Love that meets need finds that to be the chief need. Its first and last gift to man is the Cross. This Cross became not only a rescue from a strait but the principle and measure of the whole world. The Lord of the Cross is the final trustee of universal judgment. The whole purpose of history, if we are to believe Christ, was something more than the disentangling of a moral muddle, the evolution of a moral order, or even the growth of a moral personality; it was the redemption of that personality. Its final ethic is that involved in faith with its justifying, regenerating power. It was to bring every man to deal with Him as Savior, to plant every man at last before the judgment-seat of His Cross and Grace, to work in every man the supreme conviction of belonging to Him, and finding in Him his own new soul—new, yet his own. So that no man comes to himself till he come to Him, and the world does not’ arrive’ till it settle to rest in Him.

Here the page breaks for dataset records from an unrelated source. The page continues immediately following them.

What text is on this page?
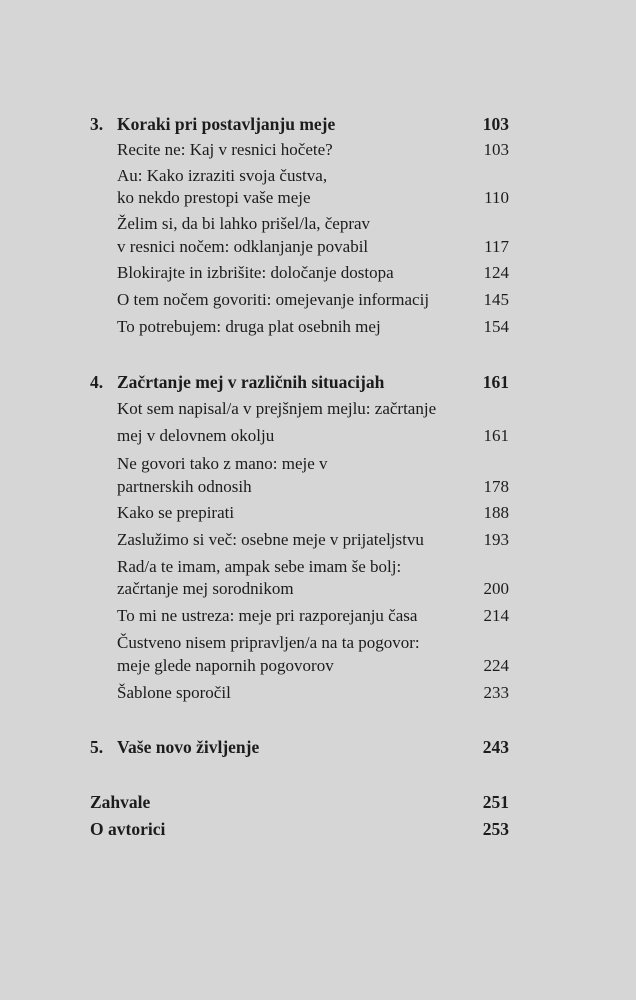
3. Koraki pri postavljanju meje	103
Recite ne: Kaj v resnici hočete?	103
Au: Kako izraziti svoja čustva,
ko nekdo prestopi vaše meje	110
Želim si, da bi lahko prišel/la, čeprav
v resnici nočem: odklanjanje povabil	117
Blokirajte in izbrišite: določanje dostopa	124
O tem nočem govoriti: omejevanje informacij	145
To potrebujem: druga plat osebnih mej	154
4. Začrtanje mej v različnih situacijah	161
Kot sem napisal/a v prejšnjem mejlu: začrtanje
mej v delovnem okolju	161
Ne govori tako z mano: meje v
partnerskih odnosih	178
Kako se prepirati	188
Zaslužimo si več: osebne meje v prijateljstvu	193
Rad/a te imam, ampak sebe imam še bolj:
začrtanje mej sorodnikom	200
To mi ne ustreza: meje pri razporejanju časa	214
Čustveno nisem pripravljen/a na ta pogovor:
meje glede napornih pogovorov	224
Šablone sporočil	233
5. Vaše novo življenje	243
Zahvale	251
O avtorici	253
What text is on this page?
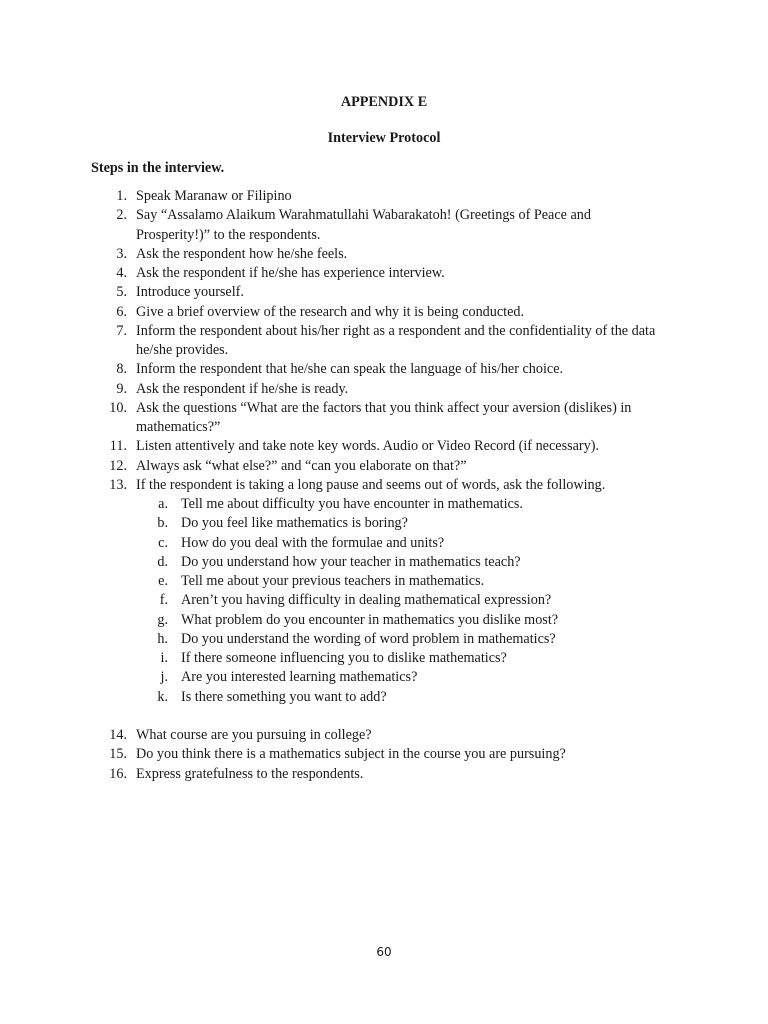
APPENDIX E
Interview Protocol
Steps in the interview.
1. Speak Maranaw or Filipino
2. Say “Assalamo Alaikum Warahmatullahi Wabarakatoh! (Greetings of Peace and Prosperity!)” to the respondents.
3. Ask the respondent how he/she feels.
4. Ask the respondent if he/she has experience interview.
5. Introduce yourself.
6. Give a brief overview of the research and why it is being conducted.
7. Inform the respondent about his/her right as a respondent and the confidentiality of the data he/she provides.
8. Inform the respondent that he/she can speak the language of his/her choice.
9. Ask the respondent if he/she is ready.
10. Ask the questions “What are the factors that you think affect your aversion (dislikes) in mathematics?”
11. Listen attentively and take note key words. Audio or Video Record (if necessary).
12. Always ask “what else?” and “can you elaborate on that?”
13. If the respondent is taking a long pause and seems out of words, ask the following.
a. Tell me about difficulty you have encounter in mathematics.
b. Do you feel like mathematics is boring?
c. How do you deal with the formulae and units?
d. Do you understand how your teacher in mathematics teach?
e. Tell me about your previous teachers in mathematics.
f. Aren’t you having difficulty in dealing mathematical expression?
g. What problem do you encounter in mathematics you dislike most?
h. Do you understand the wording of word problem in mathematics?
i. If there someone influencing you to dislike mathematics?
j. Are you interested learning mathematics?
k. Is there something you want to add?
14. What course are you pursuing in college?
15. Do you think there is a mathematics subject in the course you are pursuing?
16. Express gratefulness to the respondents.
60
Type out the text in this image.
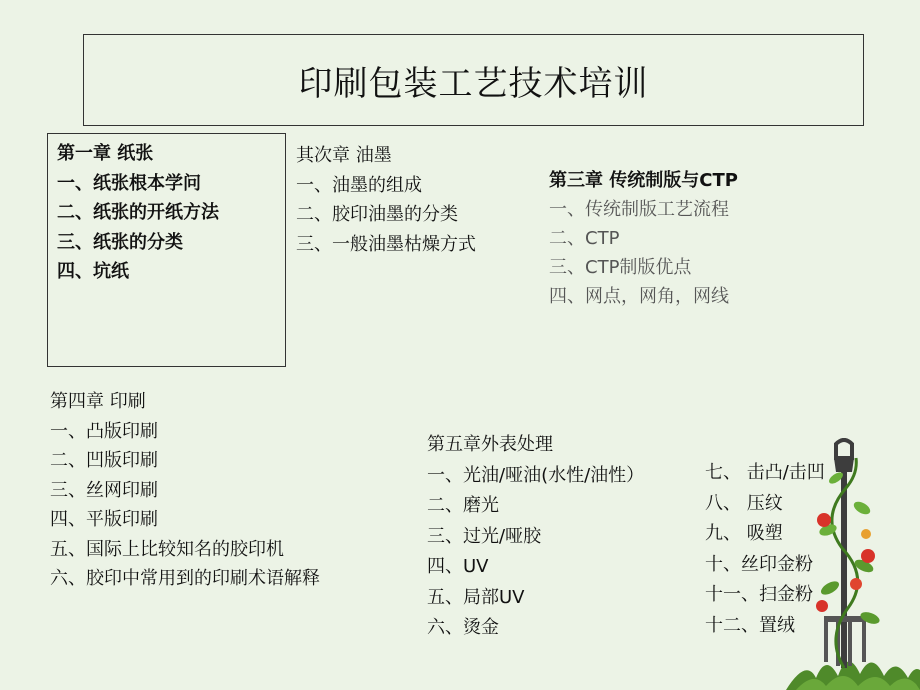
印刷包装工艺技术培训
第一章 纸张
一、纸张根本学问
二、纸张的开纸方法
三、纸张的分类
四、坑纸
其次章 油墨
一、油墨的组成
二、胶印油墨的分类
三、一般油墨枯燥方式
第三章 传统制版与CTP
一、传统制版工艺流程
二、CTP
三、CTP制版优点
四、网点，网角，网线
第四章 印刷
一、凸版印刷
二、凹版印刷
三、丝网印刷
四、平版印刷
五、国际上比较知名的胶印机
六、胶印中常用到的印刷术语解释
第五章外表处理
一、光油/哑油(水性/油性）
二、磨光
三、过光/哑胶
四、UV
五、局部UV
六、烫金
七、 击凸/击凹
八、 压纹
九、 吸塑
十、丝印金粉
十一、扫金粉
十二、置绒
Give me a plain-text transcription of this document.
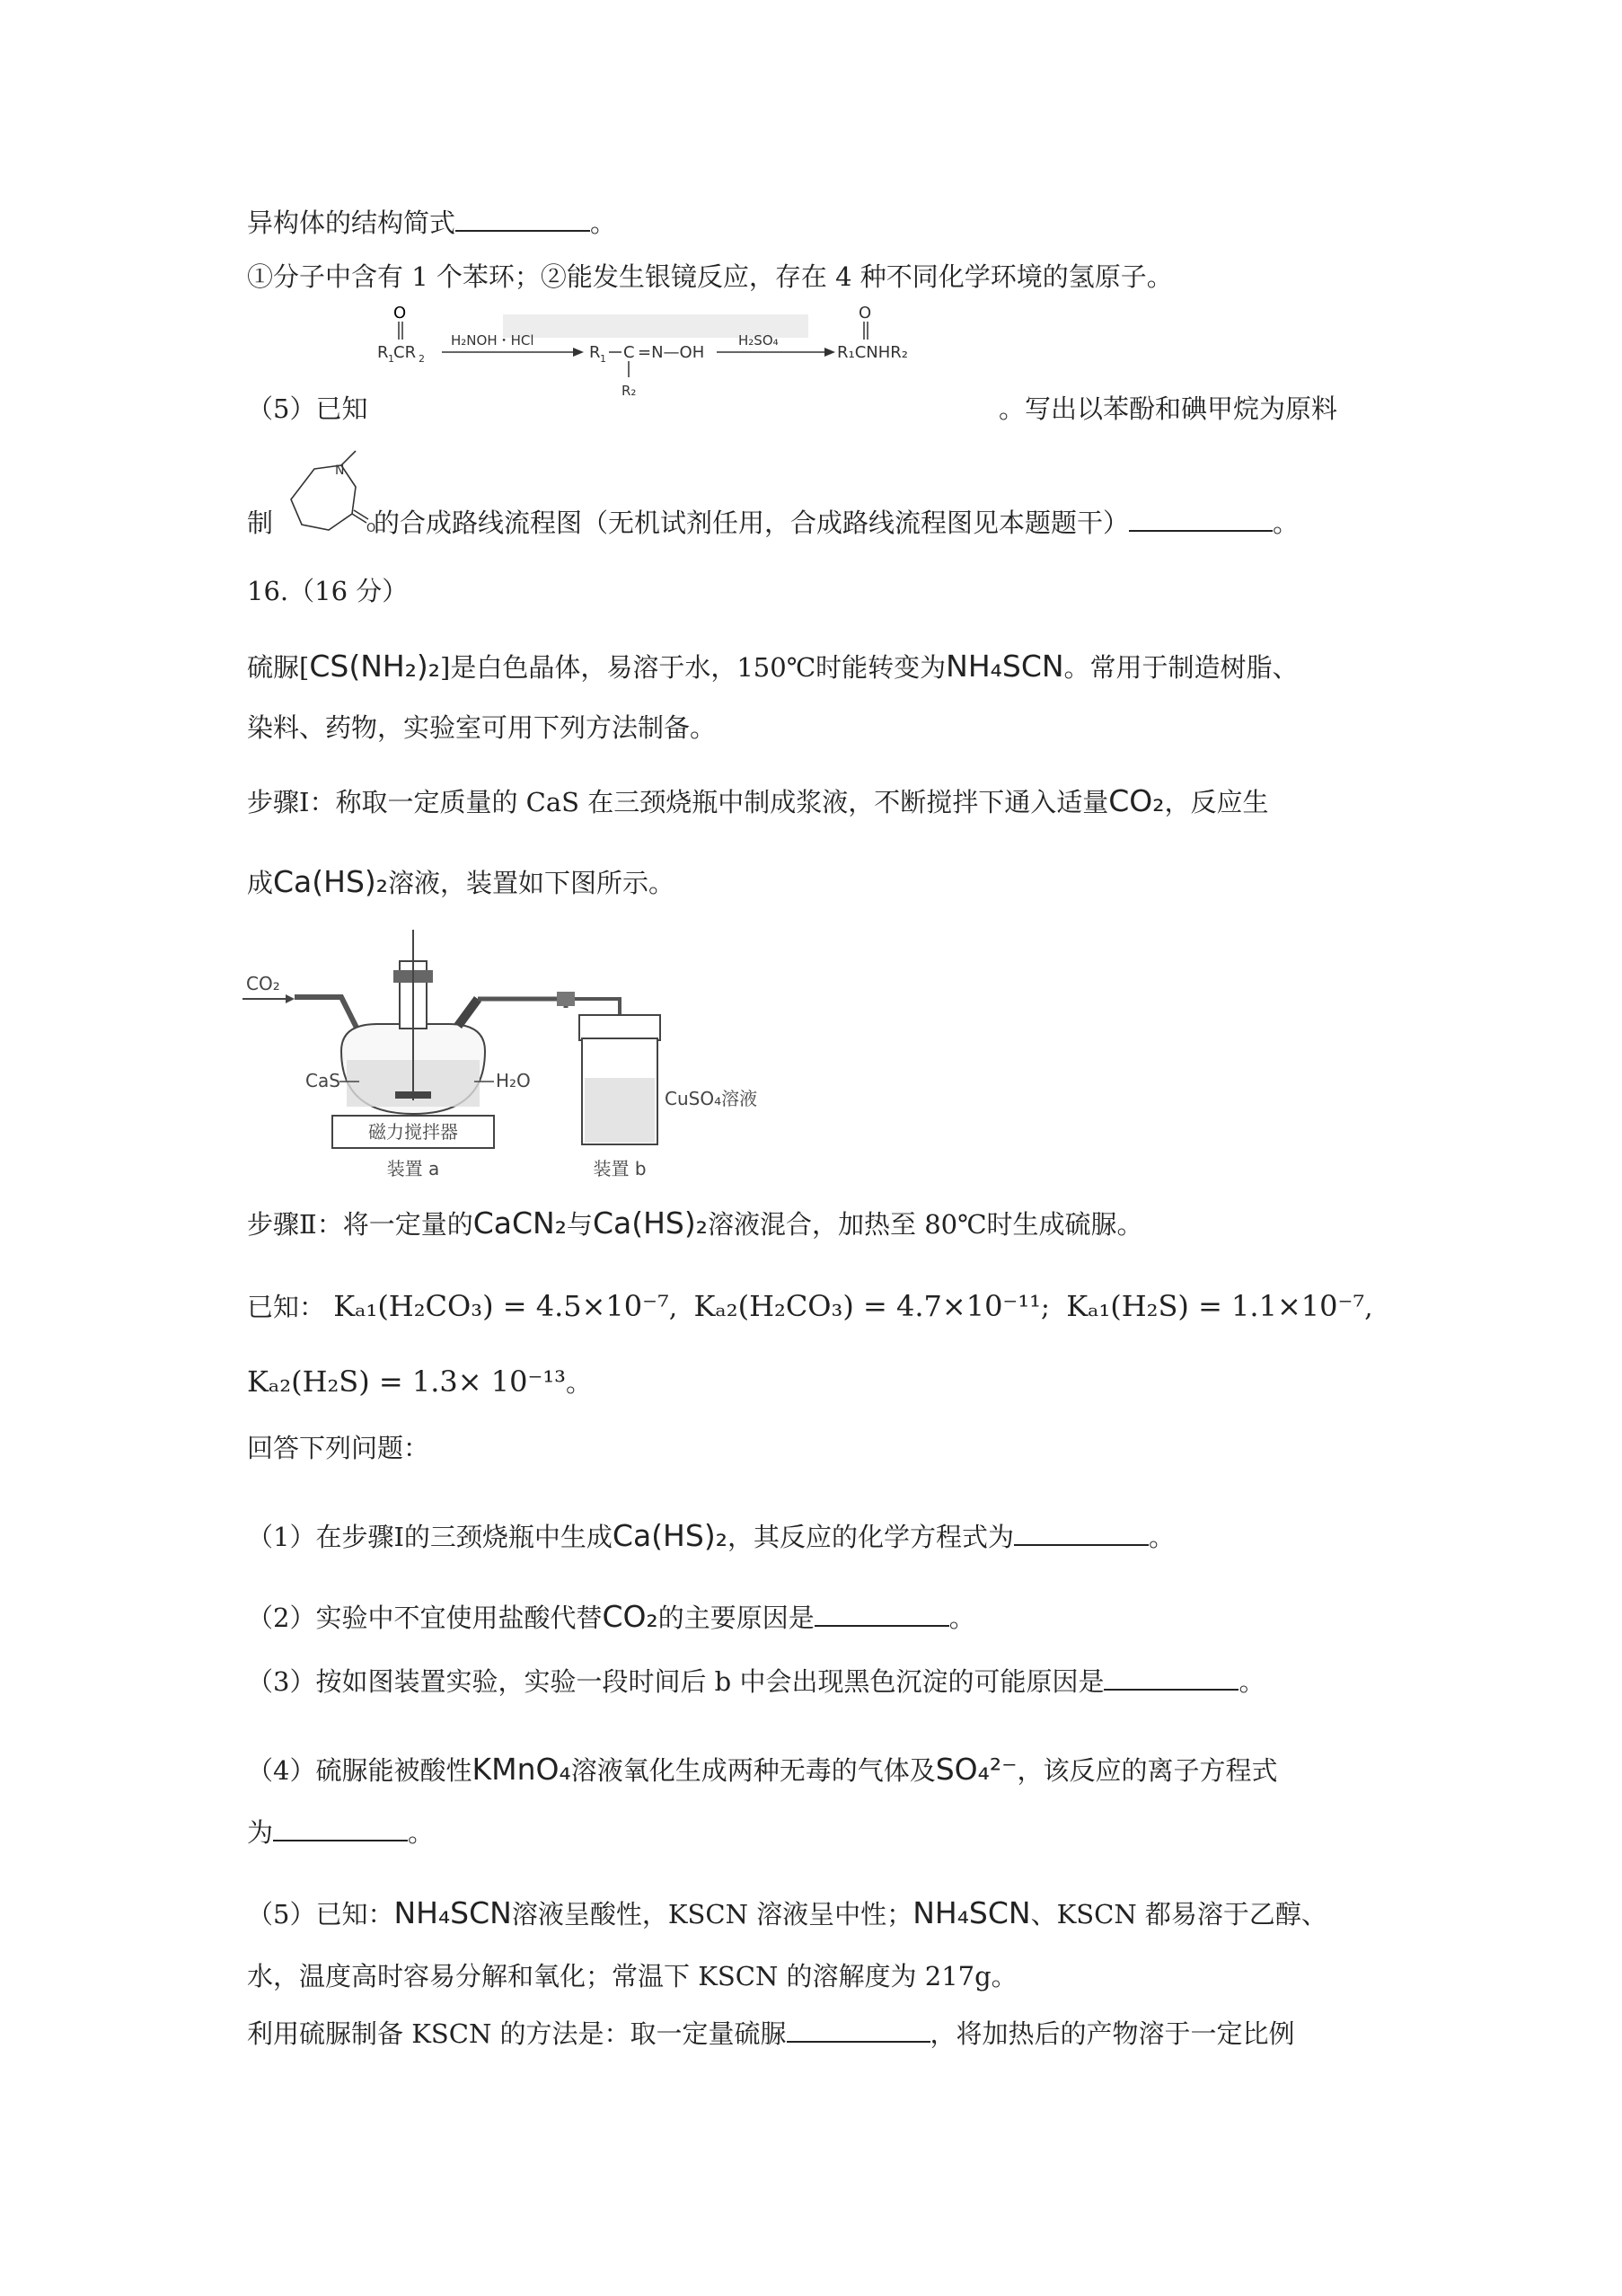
异构体的结构简式	。
①分子中含有 1 个苯环；②能发生银镜反应，存在 4 种不同化学环境的氢原子。
（5）已知
O
R 1 CR 2
H₂NOH・HCl
R 1 C
R₂
=N—OH
H₂SO₄
O
R₁CNHR₂
。写出以苯酚和碘甲烷为原料
制
N
O
的合成路线流程图（无机试剂任用，合成路线流程图见本题题干）	。
16.（16 分）
硫脲[CS(NH₂)₂]是白色晶体，易溶于水，150℃时能转变为NH₄SCN。常用于制造树脂、
染料、药物，实验室可用下列方法制备。
步骤Ⅰ：称取一定质量的 CaS 在三颈烧瓶中制成浆液，不断搅拌下通入适量CO₂，反应生
成Ca(HS)₂溶液，装置如下图所示。
CO₂
磁力搅拌器
CaS	H₂O
装置 a
CuSO₄溶液
装置 b
步骤Ⅱ：将一定量的CaCN₂与Ca(HS)₂溶液混合，加热至 80℃时生成硫脲。
已知： Kₐ₁(H₂CO₃) = 4.5×10⁻⁷,  Kₐ₂(H₂CO₃) = 4.7×10⁻¹¹;  Kₐ₁(H₂S) = 1.1×10⁻⁷,
Kₐ₂(H₂S) = 1.3× 10⁻¹³。
回答下列问题：
（1）在步骤Ⅰ的三颈烧瓶中生成Ca(HS)₂，其反应的化学方程式为	。
（2）实验中不宜使用盐酸代替CO₂的主要原因是	。
（3）按如图装置实验，实验一段时间后 b 中会出现黑色沉淀的可能原因是	。
（4）硫脲能被酸性KMnO₄溶液氧化生成两种无毒的气体及SO₄²⁻，该反应的离子方程式
为	。
（5）已知：NH₄SCN溶液呈酸性，KSCN 溶液呈中性；NH₄SCN、KSCN 都易溶于乙醇、
水，温度高时容易分解和氧化；常温下 KSCN 的溶解度为 217g。
利用硫脲制备 KSCN 的方法是：取一定量硫脲	，将加热后的产物溶于一定比例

That is the Christian teleology of history, whether we accept it or do not. Christ, judge and justifier, is the one theodicy. The whole race says, ‘for me to live is Christ.’ Everything exists for Him—love, culture, war, tragedy, glory. He is the one moral touchstone of God and man for ever, the crucial point of the eternal and immutable morality of the Holy.

Selah.

P.T. Forsyth, The Justification of God, 54-44.